Janji Kampanye Trump
Presiden Amerika Serikat Donald Trump telah mengumumkan
keputusannya untuk memindahkan Kedutaan AS dari Tel Aviv ke Yerusalem sesegera
mungkin pada pekan ini atau awal pekan mendatang. Ia telah resmi mengakui
Yerusalem sebagai Ibu Kota Israel.
Langkah tersebut merupakan bentuk Trump untuk memenuhi janji
kampanyenya. Akan tetapi, langkah tersebut justru akan memberikan perubahan radikal
atas kebijakan AS yang selama berpuluh-puluh tahun yang mengatakan bahwa status
Yerusalem harus ditentukan dalam perundingan damai antara Israel dan Palestina.
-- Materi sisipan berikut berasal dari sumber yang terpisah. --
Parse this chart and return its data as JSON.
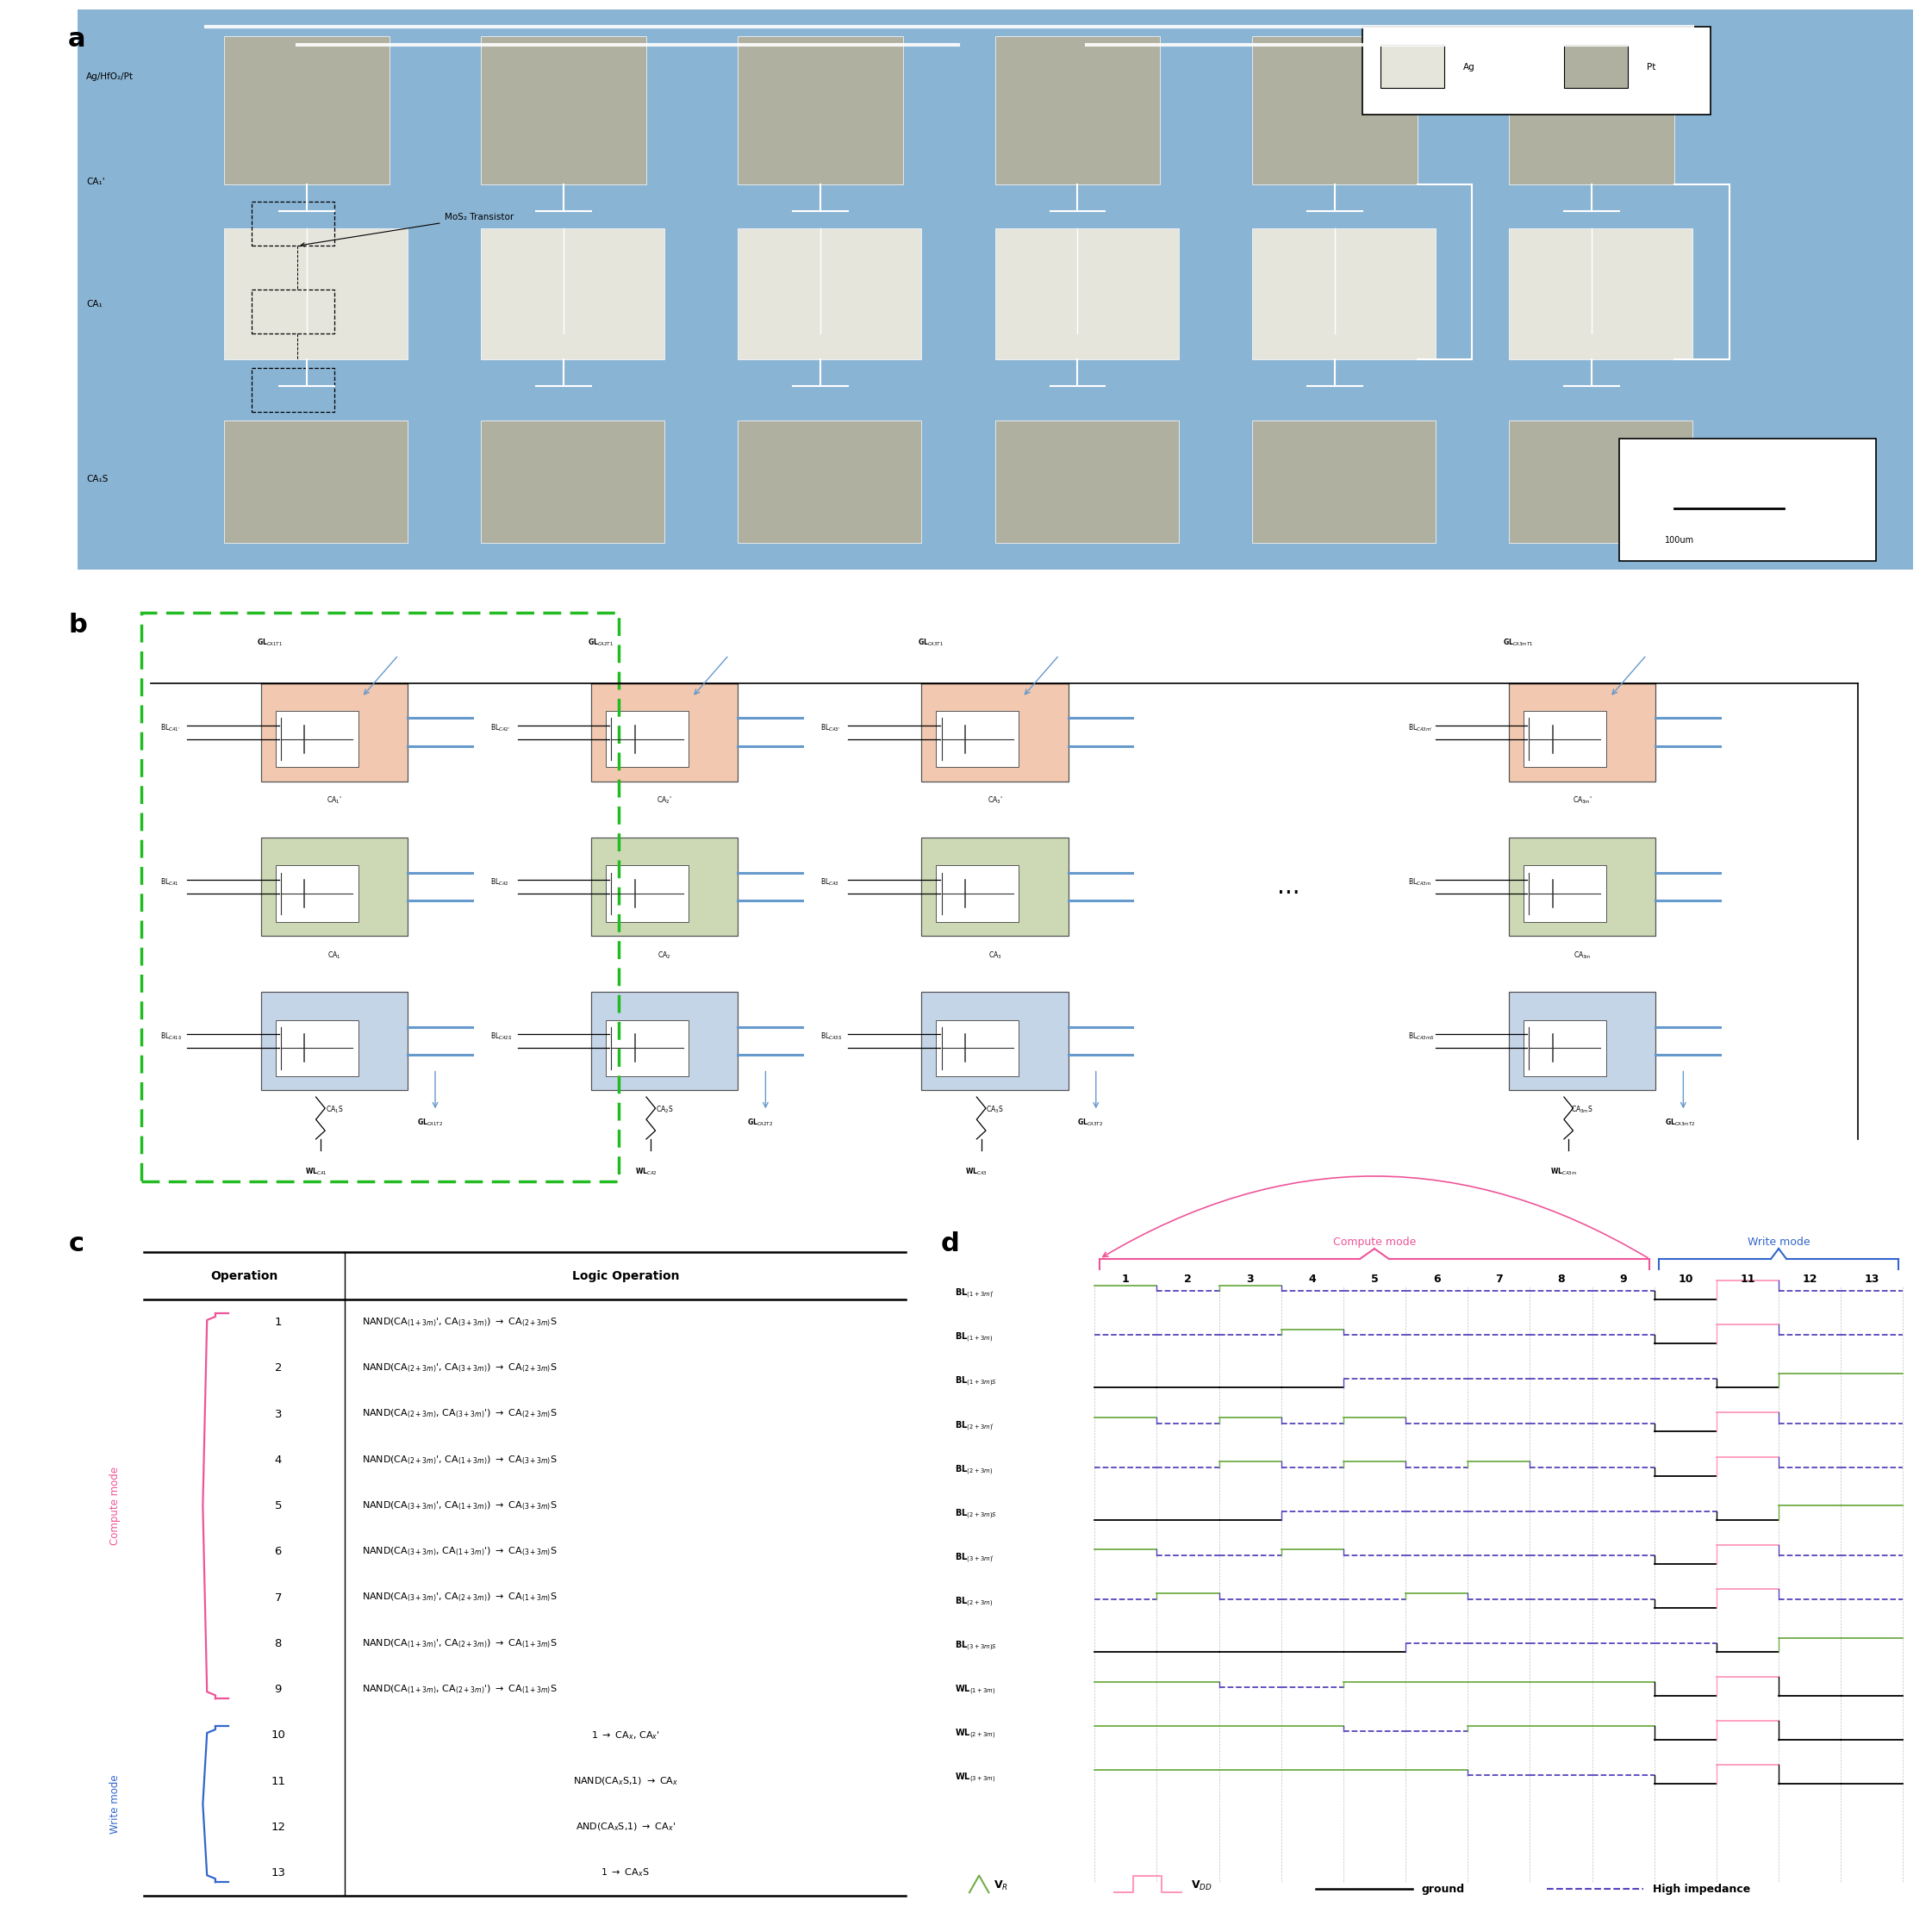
{
  "fig_width": 22.42,
  "fig_height": 22.27,
  "bg_color": "#ffffff",
  "panel_a_bg": "#8ab4d4",
  "pt_color": "#b0b0a0",
  "ag_color": "#e5e5dc",
  "panel_b": {
    "pink_fill": "#f2c9b0",
    "green_fill": "#cdd9b5",
    "blue_fill": "#c5d5e8",
    "green_dashed": "#22bb22",
    "cap_blue": "#6699cc",
    "gl_blue": "#6699cc"
  },
  "panel_c": {
    "pink_color": "#ee5599",
    "blue_color": "#3366cc",
    "compute_ops": [
      [
        "1",
        "NAND(CA$_{(1+3m)}$', CA$_{(3+3m)}$) $\\rightarrow$ CA$_{(2+3m)}$S"
      ],
      [
        "2",
        "NAND(CA$_{(2+3m)}$', CA$_{(3+3m)}$) $\\rightarrow$ CA$_{(2+3m)}$S"
      ],
      [
        "3",
        "NAND(CA$_{(2+3m)}$, CA$_{(3+3m)}$') $\\rightarrow$ CA$_{(2+3m)}$S"
      ],
      [
        "4",
        "NAND(CA$_{(2+3m)}$', CA$_{(1+3m)}$) $\\rightarrow$ CA$_{(3+3m)}$S"
      ],
      [
        "5",
        "NAND(CA$_{(3+3m)}$', CA$_{(1+3m)}$) $\\rightarrow$ CA$_{(3+3m)}$S"
      ],
      [
        "6",
        "NAND(CA$_{(3+3m)}$, CA$_{(1+3m)}$') $\\rightarrow$ CA$_{(3+3m)}$S"
      ],
      [
        "7",
        "NAND(CA$_{(3+3m)}$', CA$_{(2+3m)}$) $\\rightarrow$ CA$_{(1+3m)}$S"
      ],
      [
        "8",
        "NAND(CA$_{(1+3m)}$', CA$_{(2+3m)}$) $\\rightarrow$ CA$_{(1+3m)}$S"
      ],
      [
        "9",
        "NAND(CA$_{(1+3m)}$, CA$_{(2+3m)}$') $\\rightarrow$ CA$_{(1+3m)}$S"
      ]
    ],
    "write_ops": [
      [
        "10",
        "1 $\\rightarrow$ CA$_x$, CA$_x$'"
      ],
      [
        "11",
        "NAND(CA$_x$S,1) $\\rightarrow$ CA$_x$"
      ],
      [
        "12",
        "AND(CA$_x$S,1) $\\rightarrow$ CA$_x$'"
      ],
      [
        "13",
        "1 $\\rightarrow$ CA$_x$S"
      ]
    ]
  },
  "panel_d": {
    "pink_color": "#ee5599",
    "blue_color": "#3366cc",
    "green_color": "#70ad47",
    "purple_color": "#5544bb",
    "pink_vdd": "#ff99bb",
    "signal_labels": [
      "BL$_{(1+3m)'}$",
      "BL$_{(1+3m)}$",
      "BL$_{(1+3m)S}$",
      "BL$_{(2+3m)'}$",
      "BL$_{(2+3m)}$",
      "BL$_{(2+3m)S}$",
      "BL$_{(3+3m)'}$",
      "BL$_{(2+3m)}$",
      "BL$_{(3+3m)S}$",
      "WL$_{(1+3m)}$",
      "WL$_{(2+3m)}$",
      "WL$_{(3+3m)}$"
    ]
  }
}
Trump dilaporkan telah melakukan sambungan komunikasi dengan beberapa pemimpin negara Eropa dan Arab. Para pemimpin itu berpikiran serupa, yakni mendesak Trump untuk tidak melakukan langkah tersebut, dengan alasan akan semakin memperburuk ketegangan yang terjadi di kawasan.(www.liputan6.com/***)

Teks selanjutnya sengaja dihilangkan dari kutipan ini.